I’m glad I found this community young. I don’t have to go through the painful metamorphosis of consumer to kickass, but I do love seeing the change in others, super inspirational
-also posted from a cubicle 😉
I’m only 26 (turning 27 soon) and I feel like I have so many lessons I would tell my 22 year old self. My younger brother is benefitting from my knowledge. He’s 20 and already has an IRA.
SavvyFinancialLatina recently posted…What Keeps Me Up At Night
“Skip the car, gas, and toll expenses, and simultaneously skip the traffic.”
“Don’t let any job eat away at your morals.”
“And visit mom and dad more often.”
Holy crap, Joel! There’s an awful lot of wisdom in this post. Thank you.

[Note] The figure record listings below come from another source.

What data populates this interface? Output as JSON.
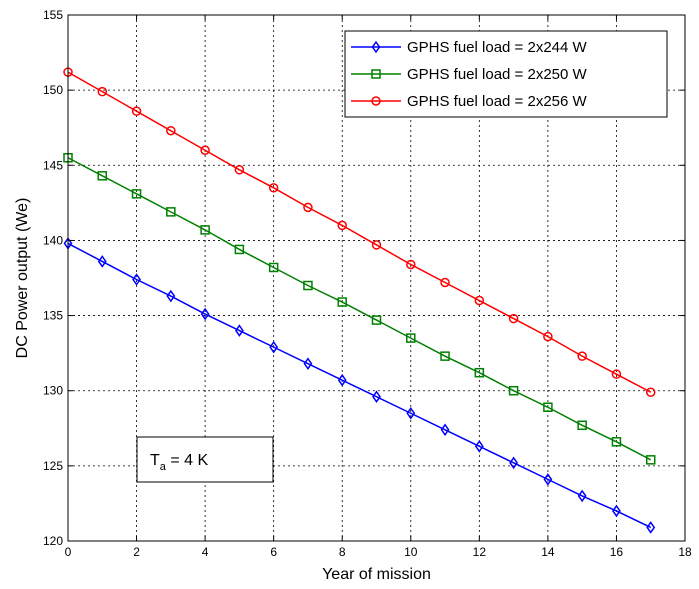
{
  "chart_data": {
    "type": "line",
    "xlabel": "Year of mission",
    "ylabel": "DC Power output (We)",
    "xlim": [
      0,
      18
    ],
    "ylim": [
      120,
      155
    ],
    "xticks": [
      0,
      2,
      4,
      6,
      8,
      10,
      12,
      14,
      16,
      18
    ],
    "yticks": [
      120,
      125,
      130,
      135,
      140,
      145,
      150,
      155
    ],
    "grid": true,
    "legend_position": "top-right",
    "x": [
      0,
      1,
      2,
      3,
      4,
      5,
      6,
      7,
      8,
      9,
      10,
      11,
      12,
      13,
      14,
      15,
      16,
      17
    ],
    "series": [
      {
        "name": "GPHS fuel load = 2x244 W",
        "color": "#0000ff",
        "marker": "diamond",
        "values": [
          139.8,
          138.6,
          137.4,
          136.3,
          135.1,
          134.0,
          132.9,
          131.8,
          130.7,
          129.6,
          128.5,
          127.4,
          126.3,
          125.2,
          124.1,
          123.0,
          122.0,
          120.9
        ]
      },
      {
        "name": "GPHS fuel load = 2x250 W",
        "color": "#008000",
        "marker": "square",
        "values": [
          145.5,
          144.3,
          143.1,
          141.9,
          140.7,
          139.4,
          138.2,
          137.0,
          135.9,
          134.7,
          133.5,
          132.3,
          131.2,
          130.0,
          128.9,
          127.7,
          126.6,
          125.4
        ]
      },
      {
        "name": "GPHS fuel load = 2x256 W",
        "color": "#ff0000",
        "marker": "circle",
        "values": [
          151.2,
          149.9,
          148.6,
          147.3,
          146.0,
          144.7,
          143.5,
          142.2,
          141.0,
          139.7,
          138.4,
          137.2,
          136.0,
          134.8,
          133.6,
          132.3,
          131.1,
          129.9
        ]
      }
    ],
    "annotation": {
      "main": "T",
      "sub": "a",
      "rest": " = 4 K"
    }
  }
}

If only we could all go back and have a chat with our younger selves. I would definitely have told myself to start saving for retirement from day 1. My first job out of grad school didn’t offer a 401k and I didn’t think it was a big deal. It also took me a few years to start saving anything at all. Knowing what I know now, I would’ve changed that in a heart beat!
Thanks Joel. I just sent this to my 14 year old daughter. Let’s see if she gets the FI bug
I’ll cross my fingers, Felisa!
I hope she does! I know when I was that age, I was stubborn as could be. I would have been more interested in converting my paycheck into units of “number of video games I could buy.” 🙂
Joel recently posted…We’re on ChooseFI!
This is exactly what I needed to tell my 20 year old self. I hope this helps all the people that still have the chance to take the advice.
Joel, thanks for sharing this letter that you wrote to yourself. It is so true and so typical of how college students perceive money and their future, but then they find themselves stuck in the hedonic treadmill and find that it is extremely difficult to leave the comfort of their consistent paycheck and daily cubicle. I think this needs to change and we need to inspire people to become entrepreneurs and become the architects of their future.
Good story but ….
Life in college was stressful and it took 12 and 14 hrs days most of the time to keep up with the assignments. What made the difference is that I was much younger and I knew that it was going to end.
The maximum 401K contribution is $18K /yr so it is less than 50% of your salary and not enough to allow saving $400,000 in a few years.
I agree with a frugal lifestyle but it is difficult to know where to draw the line. I believe that a disciplined savings policy throughout your life would be a better advise than trying too hard in your 20’s and 30’s.